Potassium permanganate is a powerful oxidizing compound used across medicine, water treatment, food preservation, chemistry labs, and aquaculture. Its deep purple color and strong reactivity make it surprisingly versatile. Most people encounter it in one of two contexts: as a skin treatment prescribed by a doctor, or as a water purification agent.
Skin Conditions and Wound Care
The most common medical use of potassium permanganate is treating skin infections and weeping skin conditions. It has mild antiseptic and astringent properties, meaning it kills bacteria on contact and dries out oozing or blistered skin. Dermatologists prescribe it for infected eczema, leg ulcers, blistering rashes, and open wounds that need to be kept clean and dry.
The World Health Organization lists potassium permanganate as an essential medicine under its dermatology category. It was added to that list in 1995 for treating impetigo (a highly contagious bacterial skin infection), pemphigus (a blistering autoimmune condition), tropical ulcers, and other bacterial skin infections. It remains on the list today.
For home use, it typically comes as 400-milligram tablets (sold under the brand name Permitabs in the UK). You dissolve one tablet in four liters of warm water, which turns the water a light pink. Then you soak the affected area for 10 to 15 minutes and pat dry. Alternatively, you can soak a gauze dressing in the solution and hold it against the skin for 10 minutes. The dilution is important: undiluted potassium permanganate can burn skin and stain it brown.
Water Treatment
Municipal water systems use potassium permanganate to remove iron, manganese, and hydrogen sulfide from drinking water. These contaminants cause discolored water, metallic taste, and the rotten-egg smell that comes from sulfur. As a strong oxidizer, potassium permanganate reacts with these dissolved metals and converts them into solid particles that can then be filtered out. It also helps control taste, odor, and the growth of algae and bacteria in water treatment plants.
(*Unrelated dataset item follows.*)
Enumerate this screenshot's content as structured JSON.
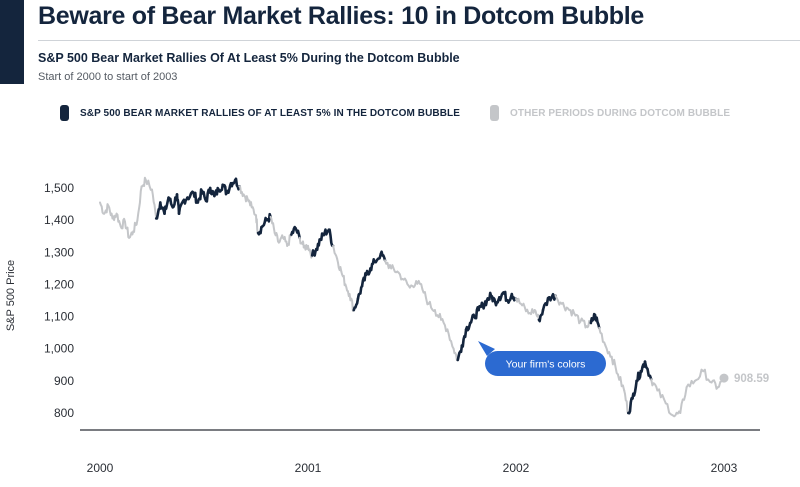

Well owners in rural areas sometimes use it for the same reason. Iron and manganese are common in groundwater, and a potassium permanganate feed system upstream of a filter can solve persistent staining and taste problems that simpler filters miss.
Keeping Fruit Fresh Longer
One of the more surprising uses of potassium permanganate is in food packaging, where it acts as an ethylene scavenger. Climacteric fruits like bananas, mangoes, avocados, kiwifruit, and apples release ethylene gas as they ripen. That gas accelerates ripening in nearby fruit, which is why one overripe banana can spoil the whole bunch.
Potassium permanganate absorbs ethylene from the surrounding air and breaks it down into carbon dioxide, water, and manganese dioxide. You can actually see it working: the compound changes from its signature purple to brown as it reacts. In controlled studies, potassium permanganate loaded onto a silica carrier achieved 100% ethylene removal within two hours at room temperature. This technology is now widely used in active packaging systems for commercial fruit storage and shipping, delaying ripening and extending shelf life by days or even weeks.
Chemistry and Lab Work
In analytical chemistry, potassium permanganate is one of the two strongest oxidizing agents used in a technique called redox titration, a method for measuring the concentration of a substance in solution. What makes it especially useful is that it acts as its own indicator. The permanganate ion is intensely purple, while its reduced form is nearly colorless. So when you’re adding it drop by drop to a sample, the moment a faint pink color persists in the solution, you know the reaction is complete. No separate indicator dye needed.
This self-indicating property made potassium permanganate one of the foundational tools of modern analytical chemistry when it was introduced in the mid-1800s. It’s still a staple of chemistry courses and labs today, commonly standardized against iron wire or sodium oxalate as a reference.
Aquaculture and Fish Health
Fish farmers use potassium permanganate as an immersion treatment to kill external parasites and fungi on the gills and skin of fish. The fish are bathed in a dilute solution, which oxidizes and destroys the parasites on contact. In the United States, potassium permanganate is not formally FDA-approved for use in food fish, but it falls into a category called “regulatory action deferred,” meaning it can be legally used while further study continues. Treated fish require a seven-day withdrawal period before they can be harvested for food.
This use is particularly common in pond aquaculture, where parasitic outbreaks can spread quickly through dense fish populations. Potassium permanganate also helps improve water quality in ponds by oxidizing organic matter that fuels bacterial growth.